Per quale squadra o campione tifava da “fanello”?

«Sono nato a Roma nel quartiere dove è nata la Roma. Ho visto giocare De Sisti, Falcao, Bruno Conti. Ho visto Totti e De Rossi che erano ragazzini, ma già si capiva che sarebbero diventati campioni. Una volta si diceva che la Roma si ama, non si discute, però adesso il mio cuore è tutto e solo blucerchiato. Ringrazio Genova e i genovesi e tutti gli italiani per il calore che mi regalano. Forza città di Samp&Doria».

Cosa può dire sull’interessamento del Napoli per Gabbiadini, il gioiello della Samp?
“Un refolo di vento nel calciomercato sembra una tempesta. I miei gioielli sono chiusi in cassaforte, noi vogliamo fortificare la società e la squadra. Più vinciamo e più diamo fastidio, siamo dei simpatici rompiscatole. Che casino avrebbero fatto gli altri per quattro rigori contro nelle ultime sei gare? Noi non alziamo la voce e rispettiamo tutti.

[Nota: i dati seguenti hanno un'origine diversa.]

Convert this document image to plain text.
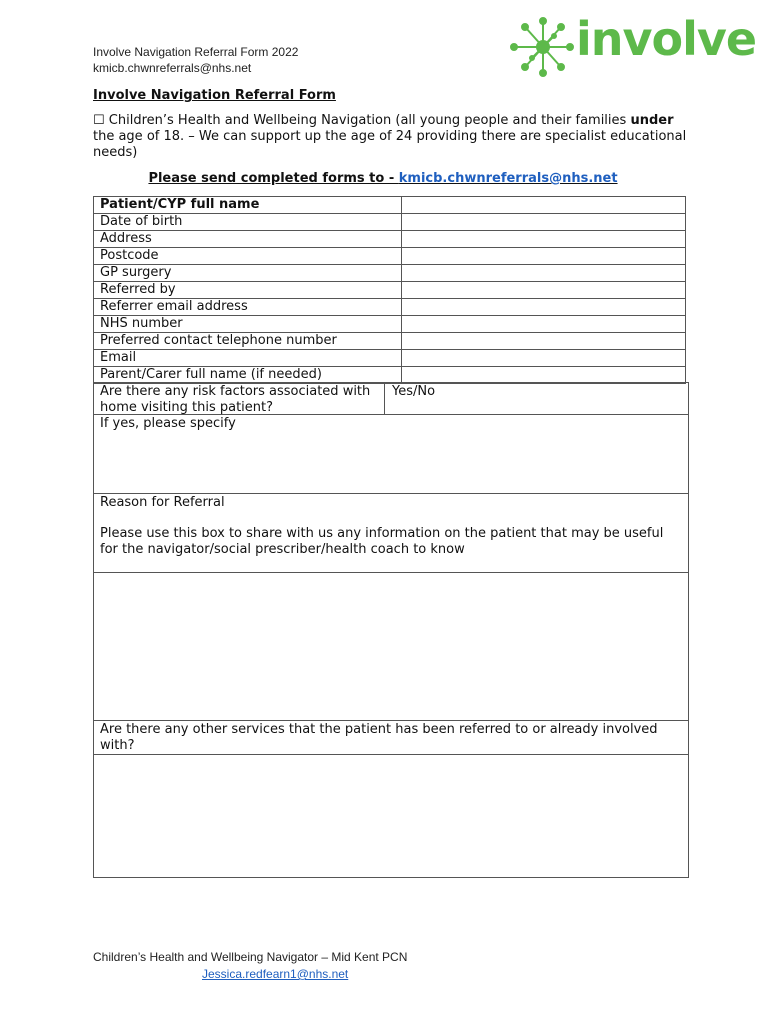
Involve Navigation Referral Form 2022
kmicb.chwnreferrals@nhs.net
involve
Involve Navigation Referral Form
☐ Children’s Health and Wellbeing Navigation (all young people and their families under the age of 18. – We can support up the age of 24 providing there are specialist educational needs)
Please send completed forms to - kmicb.chwnreferrals@nhs.net
Patient/CYP full name	
Date of birth	
Address	
Postcode	
GP surgery	
Referred by	
Referrer email address	
NHS number	
Preferred contact telephone number	
Email	
Parent/Carer full name (if needed)	
Are there any risk factors associated with home visiting this patient?
Yes/No
If yes, please specify
Reason for Referral
Please use this box to share with us any information on the patient that may be useful for the navigator/social prescriber/health coach to know
Are there any other services that the patient has been referred to or already involved with?
Children’s Health and Wellbeing Navigator – Mid Kent PCN
Jessica.redfearn1@nhs.net
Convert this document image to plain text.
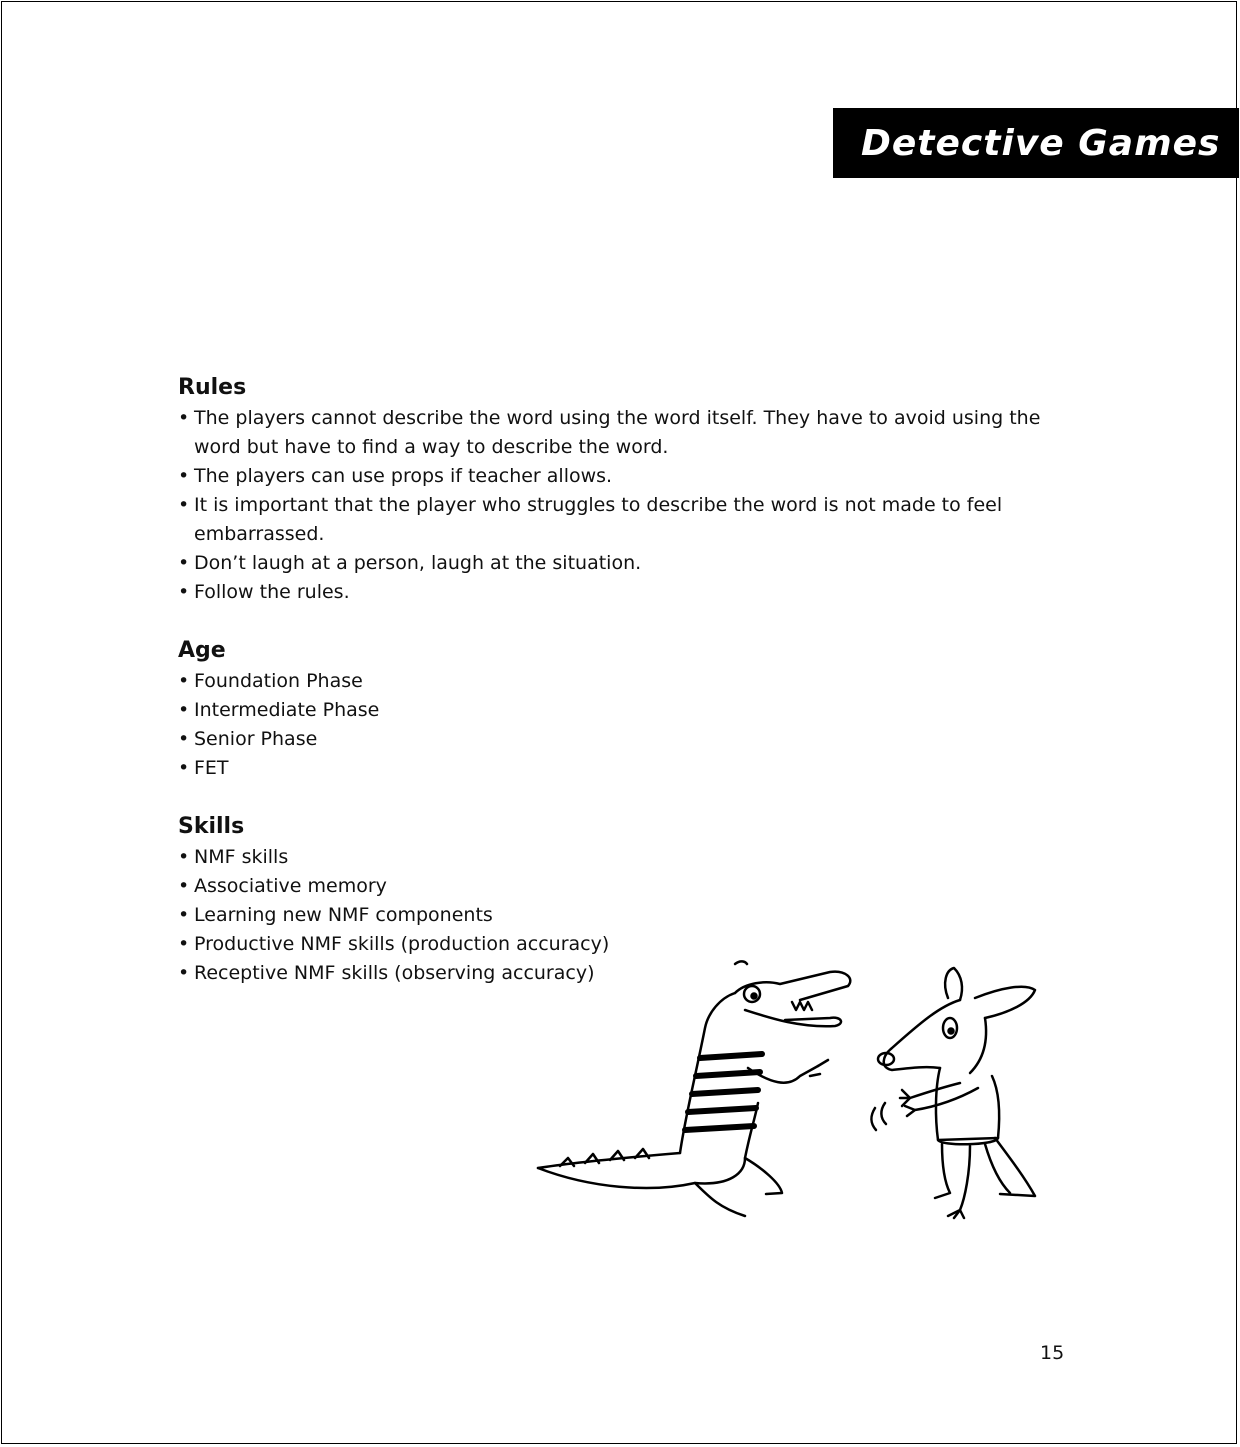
Detective Games
Rules
• The players cannot describe the word using the word itself. They have to avoid using the word but have to find a way to describe the word.
• The players can use props if teacher allows.
• It is important that the player who struggles to describe the word is not made to feel embarrassed.
• Don’t laugh at a person, laugh at the situation.
• Follow the rules.
Age
• Foundation Phase
• Intermediate Phase
• Senior Phase
• FET
Skills
• NMF skills
• Associative memory
• Learning new NMF components
• Productive NMF skills (production accuracy)
• Receptive NMF skills (observing accuracy)
15
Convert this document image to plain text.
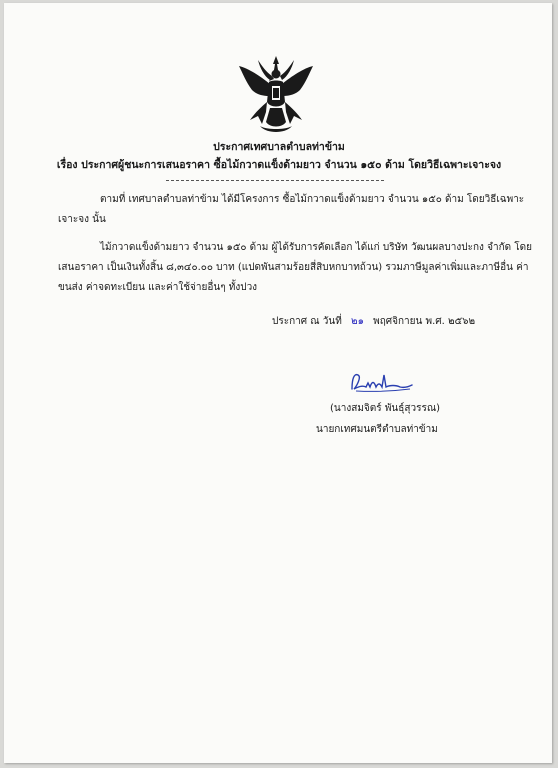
ประกาศเทศบาลตำบลท่าข้าม
เรื่อง ประกาศผู้ชนะการเสนอราคา ซื้อไม้กวาดแข็งด้ามยาว จำนวน ๑๕๐ ด้าม โดยวิธีเฉพาะเจาะจง
ตามที่ เทศบาลตำบลท่าข้าม ได้มีโครงการ ซื้อไม้กวาดแข็งด้ามยาว จำนวน ๑๕๐ ด้าม โดยวิธีเฉพาะ
เจาะจง นั้น
ไม้กวาดแข็งด้ามยาว จำนวน ๑๕๐ ด้าม ผู้ได้รับการคัดเลือก ได้แก่ บริษัท วัฒนผลบางปะกง จำกัด โดย
เสนอราคา เป็นเงินทั้งสิ้น ๘,๓๔๐.๐๐ บาท (แปดพันสามร้อยสี่สิบหกบาทถ้วน) รวมภาษีมูลค่าเพิ่มและภาษีอื่น ค่า
ขนส่ง ค่าจดทะเบียน และค่าใช้จ่ายอื่นๆ ทั้งปวง
ประกาศ ณ วันที่ ๒๑ พฤศจิกายน พ.ศ. ๒๕๖๒
(นางสมจิตร์ พันธุ์สุวรรณ)
นายกเทศมนตรีตำบลท่าข้าม
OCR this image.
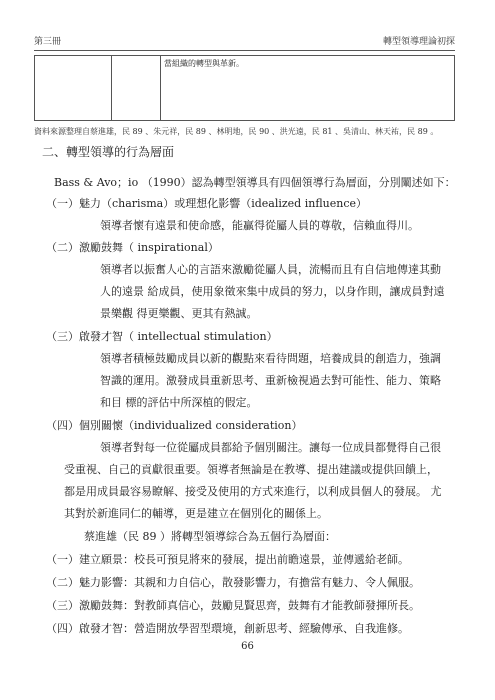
第三冊	轉型領導理論初探
		當組織的轉型與革新。
資料來源整理自蔡進雄，民 89 、朱元祥，民 89 、林明地，民 90 、洪光遠，民 81 、吳清山、林天祐，民 89 。
二、轉型領導的行為層面
Bass & Avo；io （1990）認為轉型領導具有四個領導行為層面，分別闡述如下：
（一）魅力（charisma）或理想化影響（idealized influence）
領導者懷有遠景和使命感，能贏得從屬人員的尊敬，信賴血得川。
（二）激勵鼓舞（ inspirational）
領導者以振奮人心的言語來激勵從屬人員，流暢而且有自信地傳達其動
人的遠景 給成員，使用象徵來集中成員的努力，以身作則，讓成員對遠
景樂觀 得更樂觀、更其有熱誠。
（三）啟發才智（ intellectual stimulation）
領導者積極鼓勵成員以新的觀點來看待問題，培養成員的創造力，強調
智識的運用。激發成員重新思考、重新檢視過去對可能性、能力、策略
和目 標的評估中所深植的假定。
（四）個別關懷（individualized consideration）
領導者對每一位從屬成員都給予個別關注。讓每一位成員都覺得自己很
受重視、自己的貢獻很重要。領導者無論是在教導、提出建議或提供回饋上，
都是用成員最容易瞭解、接受及使用的方式來進行，以利成員個人的發展。 尤
其對於新進同仁的輔導，更是建立在個別化的關係上。
蔡進雄（民 89 ）將轉型領導綜合為五個行為層面：
（一）建立願景：校長可預見將來的發展，提出前瞻遠景，並傳遞給老師。
（二）魅力影響：其親和力自信心，散發影響力，有擔當有魅力、令人佩服。
（三）激勵鼓舞：對教師真信心，鼓勵見賢思齊，鼓舞有才能教師發揮所長。
（四）啟發才智：營造開放學習型環境，創新思考、經驗傳承、自我進修。
66
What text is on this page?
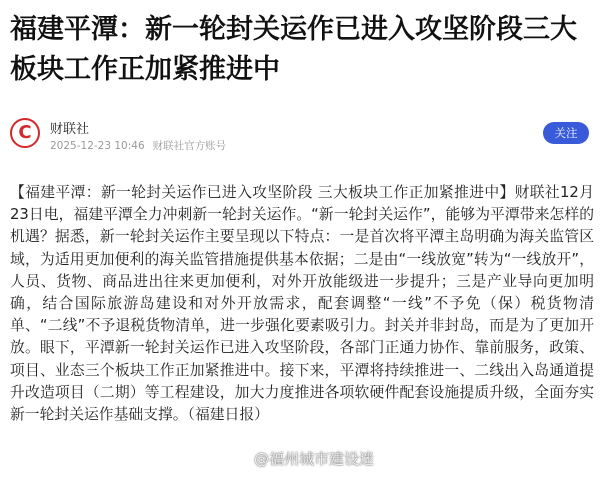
福建平潭：新一轮封关运作已进入攻坚阶段三大板块工作正加紧推进中
C 财联社
2025-12-23 10:46 财联社官方账号
关注

【福建平潭：新一轮封关运作已进入攻坚阶段 三大板块工作正加紧推进中】财联社12月23日电，福建平潭全力冲刺新一轮封关运作。“新一轮封关运作”，能够为平潭带来怎样的机遇？据悉，新一轮封关运作主要呈现以下特点：一是首次将平潭主岛明确为海关监管区域，为适用更加便利的海关监管措施提供基本依据；二是由“一线放宽”转为“一线放开”，人员、货物、商品进出往来更加便利，对外开放能级进一步提升；三是产业导向更加明确，结合国际旅游岛建设和对外开放需求，配套调整“一线”不予免（保）税货物清单、“二线”不予退税货物清单，进一步强化要素吸引力。封关并非封岛，而是为了更加开放。眼下，平潭新一轮封关运作已进入攻坚阶段，各部门正通力协作、靠前服务，政策、项目、业态三个板块工作正加紧推进中。接下来，平潭将持续推进一、二线出入岛通道提升改造项目（二期）等工程建设，加大力度推进各项软硬件配套设施提质升级，全面夯实新一轮封关运作基础支撑。（福建日报）

@福州城市建设迷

Cosa la colpisce del Napoli?
“Aurelio aveva già provato ad acquistarlo, lo ha fatto quando è suonata la sveglia giusta ed ha investito molto per  riportalo in alto. Ha trascurato molto il cinema per ridare alla città una grande squadra, per farla conoscere ai tempi di Maradona, come la pizza, la voce di Caruso, Totò la commedia di De Filippo.
Cosa pensa di una squadra che schiera tutti calciaotiri stranieri come quella di Benitez?
Aurelio vuole il campionato europeo, grandi club che se la giocano tra loro in un progetto globale. Gli ho detto “vai avanti tu che io ci sono”.